Grant alter table access

QA (qa) should be able to alter the table integration_tests in the database dev_database. This can be done as follows.

  1. yugabyte=# ALTER TABLE integration_tests OWNER TO qa;

Once again, run the following command to verify the privileges.

  1. yugabyte=# SELECT * FROM system_auth.role_privileges;

We should see that owner has changed from yugabyte to qa and qa has all access privileges (arwdDxt) on the table integration_tests.

  1. Access privileges
  2. Schema | Name | Type | Access privileges | Column privileges | Policies
  3. --------+-------------------+-------+-------------------+-------------------+----------
  4. public | integration_tests | table | qa=arwdDxt/qa +| |
  5. | | | steve=arw/qa +| |
  6. | | | engineering=r/qa +| |
  7. | | | test=r/qa +| |
  8. | | | eng=r/qa +| |
  9. | | | developer=awdD/qa | |

Grant all privileges

DB admins should be able to perform all operations on any database. There are two ways to achieve this:

  • The DB admins can be granted the superuser privilege. Read more about granting the superuser privilege to roles. Note that doing this will give the DB admin all the privileges over all the roles as well.
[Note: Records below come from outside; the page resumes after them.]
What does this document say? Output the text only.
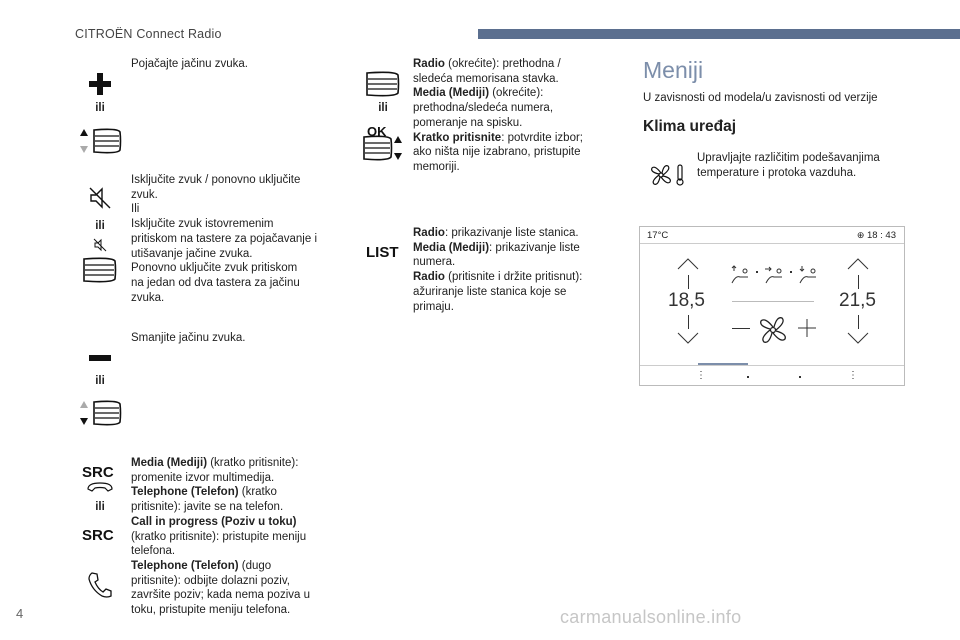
CITROËN Connect Radio
ili
Pojačajte jačinu zvuka.
ili
Isključite zvuk / ponovno uključite
zvuk.
Ili
Isključite zvuk istovremenim
pritiskom na tastere za pojačavanje i
utišavanje jačine zvuka.
Ponovno uključite zvuk pritiskom
na jedan od dva tastera za jačinu
zvuka.
ili
Smanjite jačinu zvuka.
SRC
ili
SRC
Media (Mediji) (kratko pritisnite):
promenite izvor multimedija.
Telephone (Telefon) (kratko
pritisnite): javite se na telefon.
Call in progress (Poziv u toku)
(kratko pritisnite): pristupite meniju
telefona.
Telephone (Telefon) (dugo
pritisnite): odbijte dolazni poziv,
završite poziv; kada nema poziva u
toku, pristupite meniju telefona.
ili
OK
Radio (okrećite): prethodna /
sledeća memorisana stavka.
Media (Mediji) (okrećite):
prethodna/sledeća numera,
pomeranje na spisku.
Kratko pritisnite: potvrdite izbor;
ako ništa nije izabrano, pristupite
memoriji.
LIST
Radio: prikazivanje liste stanica.
Media (Mediji): prikazivanje liste
numera.
Radio (pritisnite i držite pritisnut):
ažuriranje liste stanica koje se
primaju.
Meniji
U zavisnosti od modela/u zavisnosti od verzije
Klima uređaj
Upravljajte različitim podešavanjima
temperature i protoka vazduha.
17°C	⊕ 18 : 43
18,5	21,5
⋮	⋮
4	carmanualsonline.info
  • Grant ALL privileges to the db_admin role. This can be achieved as follows.

  1. dev_database=# ALTER USER db_admin WITH SUPERUSER;

Run the following command to verify the privileges:

  1. dev_database=# \du

We should see the following, which grants the Superuser privileges on the to the role db_admin.

  1. List of roles
  2. Role name | Attributes | Member of
  3. -------------+------------------------------------------------------------+---------------
  4. db_admin | Superuser | {engineering}
  5. developer | Cannot login | {engineering}
  6. eng | Cannot login | {}
  7. engineering | Cannot login | {}
  8. postgres | Superuser, Create role, Create DB, Replication, Bypass RLS | {}
  9. qa | Cannot login | {engineering}
  10. yugabyte | Superuser, Create role, Create DB, Replication, Bypass RLS | {}

4. Revoke privileges from roles

Let us say we want to revoke the Superuser privilege from the DB admins so that they can no longer change privileges for other roles. This can be done as follows.

  1. yugabyte=# ALTER USER db_admin WITH NOSUPERUSER;

Run the following command to verify the privileges.

  1. yugabyte=# \du

We should see the following output.

  1. List of roles
  2. Role name | Attributes | Member of
  3. -------------+------------------------------------------------------------+---------------
  4. db_admin | | {engineering}
  5. developer | Cannot login | {engineering}
  6. eng | Cannot login | {}
  7. engineering | Cannot login | {}
  8. postgres | Superuser, Create role, Create DB, Replication, Bypass RLS | {}
  9. qa | Cannot login | {engineering}
  10. steve | | {}
  11. test | | {}
  12. yugabyte | Superuser, Create role, Create DB, Replication, Bypass RLS | {}

The Superuser privilege is no longer granted to the db_admin role.